ああ。してやられた。美しさを感じさせるほどの残酷さと潔さを持ち合わせていた犯人との推理ゲーム。救われるのは、誰か。犯人がわかったあとのラストでのどんでん返し。「私、生きて帰りたいな、どうしても。」犯人のこの言葉は憎いほど人間らしくまたあざとい。究極のデスゲームに巻き込まれたとき、自分だけ生き残ることをなんのためらいもなく選べるだろうか。タイトルの方舟、旧約聖書に出てくるノアの方舟には天窓がつけられたとあるが、残されたものにとっての天窓的存在は、地上を映すモニターだったろう。祈りの窓が呪いの窓になるとは。

『方舟』|本のあらすじ・感想・レビュー・試し読み - 読書メーター (bookmeter.com)

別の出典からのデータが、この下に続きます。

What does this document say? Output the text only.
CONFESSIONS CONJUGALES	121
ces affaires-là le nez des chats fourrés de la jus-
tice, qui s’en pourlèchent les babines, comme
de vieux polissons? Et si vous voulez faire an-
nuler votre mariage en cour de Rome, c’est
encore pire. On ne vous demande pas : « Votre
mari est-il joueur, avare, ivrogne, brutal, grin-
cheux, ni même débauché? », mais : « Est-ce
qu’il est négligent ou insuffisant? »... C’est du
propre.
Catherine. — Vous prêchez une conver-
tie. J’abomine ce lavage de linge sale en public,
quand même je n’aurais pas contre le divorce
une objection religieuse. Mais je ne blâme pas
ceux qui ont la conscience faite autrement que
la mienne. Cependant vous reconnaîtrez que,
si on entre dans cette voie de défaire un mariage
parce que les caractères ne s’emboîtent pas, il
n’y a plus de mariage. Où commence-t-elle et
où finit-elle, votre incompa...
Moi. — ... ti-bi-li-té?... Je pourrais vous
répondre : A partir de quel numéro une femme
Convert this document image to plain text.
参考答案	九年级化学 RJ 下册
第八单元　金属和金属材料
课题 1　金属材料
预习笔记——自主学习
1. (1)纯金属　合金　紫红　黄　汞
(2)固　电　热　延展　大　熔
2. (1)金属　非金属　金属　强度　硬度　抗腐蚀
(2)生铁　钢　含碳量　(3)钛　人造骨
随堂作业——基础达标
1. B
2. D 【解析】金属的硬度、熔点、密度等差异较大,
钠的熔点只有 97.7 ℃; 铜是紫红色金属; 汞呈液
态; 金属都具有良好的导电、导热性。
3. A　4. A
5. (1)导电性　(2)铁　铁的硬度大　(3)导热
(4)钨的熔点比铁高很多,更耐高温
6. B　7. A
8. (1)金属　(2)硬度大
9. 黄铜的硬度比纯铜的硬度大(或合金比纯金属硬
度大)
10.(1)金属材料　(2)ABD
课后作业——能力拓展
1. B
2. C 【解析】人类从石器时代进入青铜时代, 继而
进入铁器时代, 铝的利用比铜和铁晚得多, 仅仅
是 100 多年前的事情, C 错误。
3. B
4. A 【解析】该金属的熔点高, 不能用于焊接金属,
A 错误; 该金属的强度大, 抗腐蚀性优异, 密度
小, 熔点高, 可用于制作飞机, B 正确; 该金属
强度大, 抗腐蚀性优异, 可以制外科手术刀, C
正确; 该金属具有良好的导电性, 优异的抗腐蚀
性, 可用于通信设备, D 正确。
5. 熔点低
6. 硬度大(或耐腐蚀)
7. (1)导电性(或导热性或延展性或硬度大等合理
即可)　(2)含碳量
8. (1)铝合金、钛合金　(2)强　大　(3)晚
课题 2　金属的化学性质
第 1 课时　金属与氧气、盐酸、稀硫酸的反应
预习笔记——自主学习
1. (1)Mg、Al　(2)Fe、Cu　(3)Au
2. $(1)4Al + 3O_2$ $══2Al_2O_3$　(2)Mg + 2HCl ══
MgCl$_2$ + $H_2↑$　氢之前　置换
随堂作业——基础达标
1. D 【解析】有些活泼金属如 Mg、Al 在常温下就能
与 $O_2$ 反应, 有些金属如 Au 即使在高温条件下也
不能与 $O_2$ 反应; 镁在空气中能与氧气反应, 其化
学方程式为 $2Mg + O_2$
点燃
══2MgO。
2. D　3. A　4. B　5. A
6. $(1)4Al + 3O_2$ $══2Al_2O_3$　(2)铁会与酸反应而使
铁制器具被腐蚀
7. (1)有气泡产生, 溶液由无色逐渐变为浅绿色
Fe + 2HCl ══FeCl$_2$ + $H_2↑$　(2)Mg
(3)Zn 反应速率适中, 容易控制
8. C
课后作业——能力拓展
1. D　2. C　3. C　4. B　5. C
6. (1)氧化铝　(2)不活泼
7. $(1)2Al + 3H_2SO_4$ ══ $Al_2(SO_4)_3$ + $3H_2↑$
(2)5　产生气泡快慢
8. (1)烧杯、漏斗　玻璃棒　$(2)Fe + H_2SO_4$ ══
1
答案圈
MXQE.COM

 旧約聖書に出てくる方舟を彷彿とさせる内容展開が、一番の見どころですが、それに付随して犯人の「私、生きて帰りたいな、どうしても。」の言葉は、ずしんと響くものがある。
 シンプルなのに、シンプルゆえに言葉の表面をさらっただけでも、これほどまでにあざとく、人間の醜さ、恐ろしさが伝わるところが、作者の表現の巧みさを示しているのではないかと思います。

あなたの十戒は・・・?

途中から犯人がわかったのだけれど、なぜ犯人が殺人を犯さなければならなかったのかが、最終的に作者によって明かされて少しスッキリした。同時に主人公·里英を含め、人間の闇つまり追い詰められた人間の浅ましさや、本能的な部分の残酷さ、残忍さに恐怖を感じた。個人的には、前作の方舟の方が好きだが、宗教的な価値観と人の心の闇の深さや複雑さを感じられる本作もなかなか読み応えがあった、と思う。方舟→十戒→次作といった三部作的なイメージで次回作も書いてほしいなあと思う。

『十戒』|本のあらすじ・感想・レビュー・試し読み - 読書メーター (bookmeter.com)

  1つ解せなかったのは、「なぜ、犯罪に手を染めなければならなかったのか」ということでしたが、最後の最後に作者によって明かされてスッキリしました。

ミステリー小説の醍醐味は

 ミステリー小説を読む醍醐味は、物語の進行と同時に自分自身も、探偵のように謎解きをすることができるところだと考えています。そして、その謎解きが自分の手ですべて解き明かされることを期待しながらも、作者や主人公に裏切られたりすることに、面白味があるのではないでしょうか。

選書第3弾に向けて

 次回の選書は「美味しいものシリーズ」でお届けできたらと思っています。読書版孤独のグルメを体現したいです。